Certified Router Support Professional Using Dijkstra SPF

Using Dijkstra SPF
 


Applying Dijkstra SPF Math to Find the Best Routes

The link-state flooding process results in every router having an identical copy of the LSDB in memory, but the flooding process alone does not cause a router to learn what routes to add to the IP routing table.  The information in the LSDB does not explicitly state each router’s best route to reach a destination.  Link-state protocols must use another major part of the link-state algorithm to find and add routes to the IP routing table – routes that list a subnet number and mask, an outgoing interface, and a next-hop router IP address.  This process uses something called the Dijkstra Shortest Path First (SPF) algorithm.

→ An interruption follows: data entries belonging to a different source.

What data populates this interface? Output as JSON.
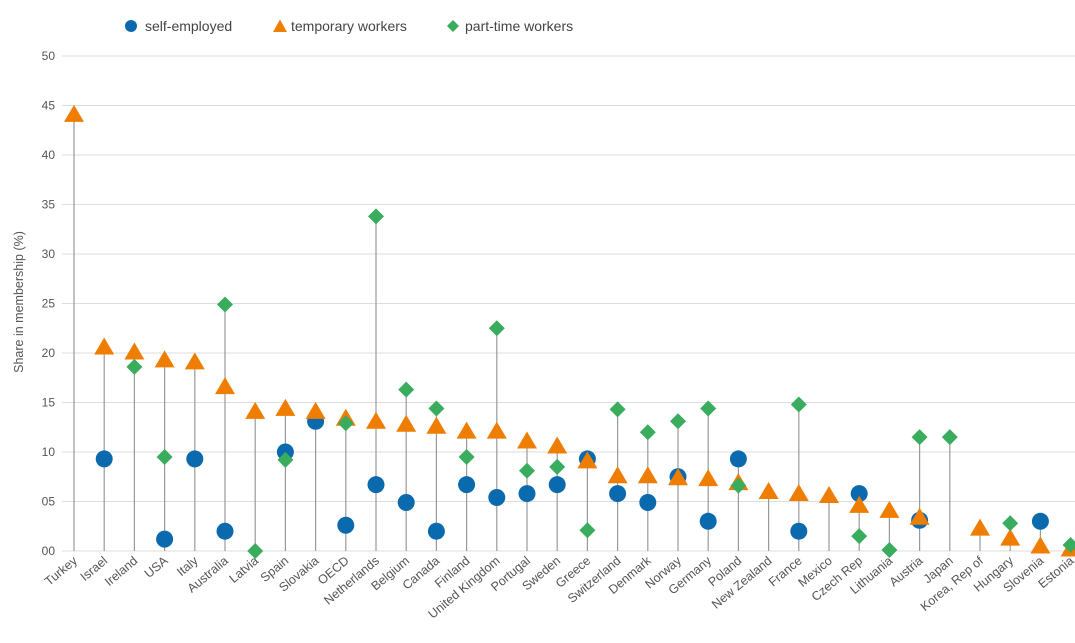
{
  "chart_data": {
    "type": "scatter",
    "title": "",
    "xlabel": "",
    "ylabel": "Share in membership (%)",
    "ylim": [
      0,
      50
    ],
    "yticks": [
      {
        "value": 0,
        "label": "00"
      },
      {
        "value": 5,
        "label": "05"
      },
      {
        "value": 10,
        "label": "10"
      },
      {
        "value": 15,
        "label": "15"
      },
      {
        "value": 20,
        "label": "20"
      },
      {
        "value": 25,
        "label": "25"
      },
      {
        "value": 30,
        "label": "30"
      },
      {
        "value": 35,
        "label": "35"
      },
      {
        "value": 40,
        "label": "40"
      },
      {
        "value": 45,
        "label": "45"
      },
      {
        "value": 50,
        "label": "50"
      }
    ],
    "grid": true,
    "legend_position": "top-left",
    "categories": [
      "Turkey",
      "Israel",
      "Ireland",
      "USA",
      "Italy",
      "Australia",
      "Latvia",
      "Spain",
      "Slovakia",
      "OECD",
      "Netherlands",
      "Belgium",
      "Canada",
      "Finland",
      "United Kingdom",
      "Portugal",
      "Sweden",
      "Greece",
      "Switzerland",
      "Denmark",
      "Norway",
      "Germany",
      "Poland",
      "New Zealand",
      "France",
      "Mexico",
      "Czech Rep",
      "Lithuania",
      "Austria",
      "Japan",
      "Korea, Rep of",
      "Hungary",
      "Slovenia",
      "Estonia"
    ],
    "series": [
      {
        "name": "self-employed",
        "marker": "circle",
        "color": "#0a6aad",
        "values": [
          null,
          9.3,
          null,
          1.2,
          9.3,
          2.0,
          null,
          10.0,
          13.1,
          2.6,
          6.7,
          4.9,
          2.0,
          6.7,
          5.4,
          5.8,
          6.7,
          9.3,
          5.8,
          4.9,
          7.5,
          3.0,
          9.3,
          null,
          2.0,
          null,
          5.8,
          null,
          3.1,
          null,
          null,
          null,
          3.0,
          null
        ]
      },
      {
        "name": "temporary workers",
        "marker": "triangle",
        "color": "#ee7d00",
        "values": [
          44.0,
          20.5,
          20.0,
          19.2,
          19.0,
          16.5,
          14.0,
          14.3,
          14.0,
          13.3,
          13.0,
          12.7,
          12.5,
          12.0,
          12.0,
          11.0,
          10.5,
          9.0,
          7.5,
          7.5,
          7.3,
          7.2,
          6.8,
          5.9,
          5.7,
          5.5,
          4.5,
          4.0,
          3.3,
          null,
          2.2,
          1.2,
          0.4,
          0.1
        ]
      },
      {
        "name": "part-time workers",
        "marker": "diamond",
        "color": "#3aac5d",
        "values": [
          null,
          null,
          18.6,
          9.5,
          null,
          24.9,
          0.0,
          9.2,
          null,
          12.9,
          33.8,
          16.3,
          14.4,
          9.5,
          22.5,
          8.1,
          8.5,
          2.1,
          14.3,
          12.0,
          13.1,
          14.4,
          6.6,
          null,
          14.8,
          null,
          1.5,
          0.1,
          11.5,
          11.5,
          null,
          2.8,
          null,
          0.6
        ]
      }
    ]
  },
  "colors": {
    "self_employed": "#0a6aad",
    "temporary_workers": "#ee7d00",
    "part_time_workers": "#3aac5d",
    "stem": "#999999",
    "grid": "#dddddd"
  }
}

The LSDB holds all the information about all the possible routers and links.  The SPF algorithm defines how a router should process the LSDB, with each router considering itself to be the starting point for the route.  Each router uses itself as the starting point because each router needs to put routes in its own routing table.  The SPF algorithm calculates all the possible routes to reach a subnet, and the cumulative metric for each entire route, for each possible destination subnet.  Each router must view itself as the starting point, and each subnet as the destination, and use the SPF algorithm to look at the LSDB road map to find and pick the best route to each subnet.

Generally, each router runs the SPF process to find all routes to each subnet, and then the SPF algorithm can pick the best route.  To pick the best route, a router’s SPF algorithm adds the cost associated with each link between itself and the destination subnet, over each possible route.